U.S. Markets Dive on Deepening Recession Fears

By Jennifer Yousfi
Managing Editor
Money Morning

Weak U.S. retail sales sent domestic markets plunging yesterday (Wednesday), as worries about a deepening recession intensified. 

All three major U.S. indices ended the day with heavy losses. At the New York close, the blue-chip Dow Jones Industrial Average Index had posted a steep decline of 733.08 points (-7.87%), to close at 8,577.91. The tech-laden Nasdaq Composite Index dropped 150.68 points (-8.47%), to reach 1,628.33. And the broader Standard & Poor’s 500 Index lost 90.17 points (-9.03%), to settle at 907.84.

All sectors were down with the consumer basic materials sector (-14.05%) and the energy sector (-14.48%) posting the largest declines.

I don't think things can get much worse,” Brian Bethune, chief financial economist at Global Insight Inc. in Lexington, Massachusetts, told Bloomberg News. “September was a terrible month in terms of the overall situation, in both sales and production. The fourth quarter is guaranteed to be a terrible quarter.”

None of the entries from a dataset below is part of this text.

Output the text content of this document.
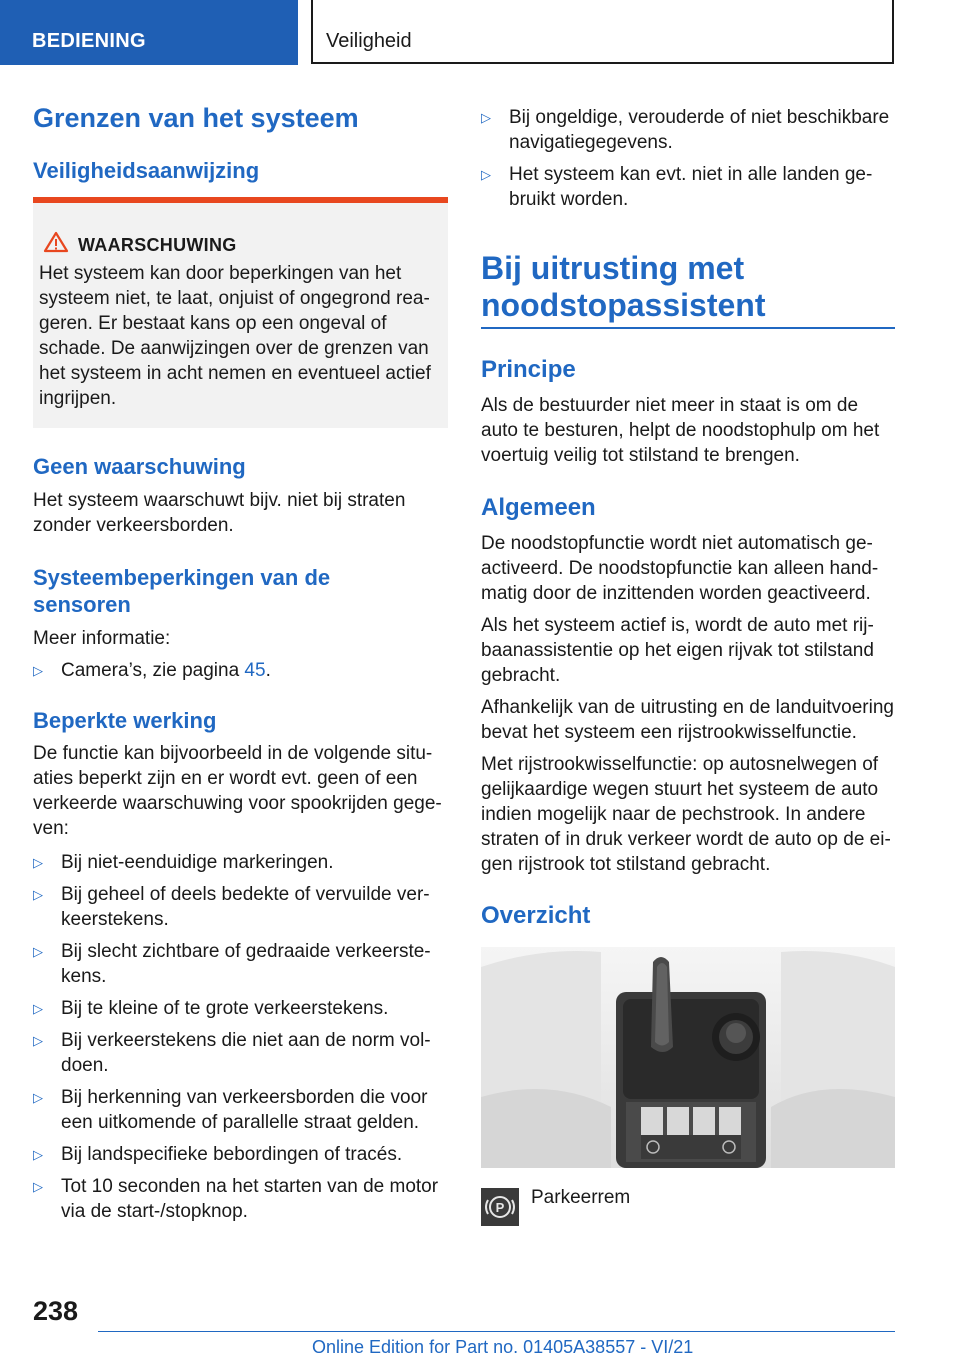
BEDIENING	Veiligheid
Grenzen van het systeem
Veiligheidsaanwijzing
WAARSCHUWING
Het systeem kan door beperkingen van het
systeem niet, te laat, onjuist of ongegrond rea-
geren. Er bestaat kans op een ongeval of
schade. De aanwijzingen over de grenzen van
het systeem in acht nemen en eventueel actief
ingrijpen.
Geen waarschuwing

Het systeem waarschuwt bijv. niet bij straten
zonder verkeersborden.

Systeembeperkingen van de
sensoren

Meer informatie:

▷ Camera’s, zie pagina 45.
Beperkte werking

De functie kan bijvoorbeeld in de volgende situ-
aties beperkt zijn en er wordt evt. geen of een
verkeerde waarschuwing voor spookrijden gege-
ven:

▷ Bij niet-eenduidige markeringen.
▷ Bij geheel of deels bedekte of vervuilde ver-
keerstekens.
▷ Bij slecht zichtbare of gedraaide verkeerste-
kens.
▷ Bij te kleine of te grote verkeerstekens.
▷ Bij verkeerstekens die niet aan de norm vol-
doen.
▷ Bij herkenning van verkeersborden die voor
een uitkomende of parallelle straat gelden.
▷ Bij landspecifieke bebordingen of tracés.
▷ Tot 10 seconden na het starten van de motor
via de start-/stopknop.
▷ Bij ongeldige, verouderde of niet beschikbare
navigatiegegevens.
▷ Het systeem kan evt. niet in alle landen ge-
bruikt worden.
Bij uitrusting met
noodstopassistent
Principe

Als de bestuurder niet meer in staat is om de
auto te besturen, helpt de noodstophulp om het
voertuig veilig tot stilstand te brengen.

Algemeen

De noodstopfunctie wordt niet automatisch ge-
activeerd. De noodstopfunctie kan alleen hand-
matig door de inzittenden worden geactiveerd.

Als het systeem actief is, wordt de auto met rij-
baanassistentie op het eigen rijvak tot stilstand
gebracht.

Afhankelijk van de uitrusting en de landuitvoering
bevat het systeem een rijstrookwisselfunctie.

Met rijstrookwisselfunctie: op autosnelwegen of
gelijkaardige wegen stuurt het systeem de auto
indien mogelijk naar de pechstrook. In andere
straten of in druk verkeer wordt de auto op de ei-
gen rijstrook tot stilstand gebracht.

Overzicht
P Parkeerrem

238
Online Edition for Part no. 01405A38557 - VI/21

Retail sales in September declined 1.2%. It was the largest one-month slide in three years and worst than median economist expectation of a 0.7% decline. The drop in consumer spending came before the heavy stock market losses of October. 

“The consumer shut up shop even before the markets got crushed and that is not good news for the economy,” Joel Naroff, president and chief economist of Naroff Economic Advisors, said in a research note yesterday.

With consumer spending responsible for the bulk of U.S. gross domestic product (GDP), the unexpected decline in retail sales in the last month of the third quarter strengthens the possibility that GDP declined in the third quarter as well, signaling the U.S. economy contracted.

In a separate report, the government announced yesterday that the Producer Price Index (PPI) fell 0.4%. PPI measures the wholesale prices manufacturers pay for materials to produce finished goods.

“Price pressures will likely start easing going forward as the full extent of the slowdown hits home,” said Naroff.

With inflation on the wane and the risk to economic growth heightened, the U.S. Federal Reserve could have leeway for further easing at the next meeting of its monetary-policy-setting Federal Open Market Committee, slated for Oct. 28 – 29.

"The question on everyone's minds is how deep of a recession (will there be)," Kathy Lien, director of currency research at GFT Forex in New York, told Reuters.

"Today's (retail sales) number indicates a very strong chance of negative GDP growth for the third quarter and would certainly pave the way for another 25 to 50 basis points of easing (of monetary policy) over the next few months, and the PPI number confirms that as inflation is coming down as well," Lien said.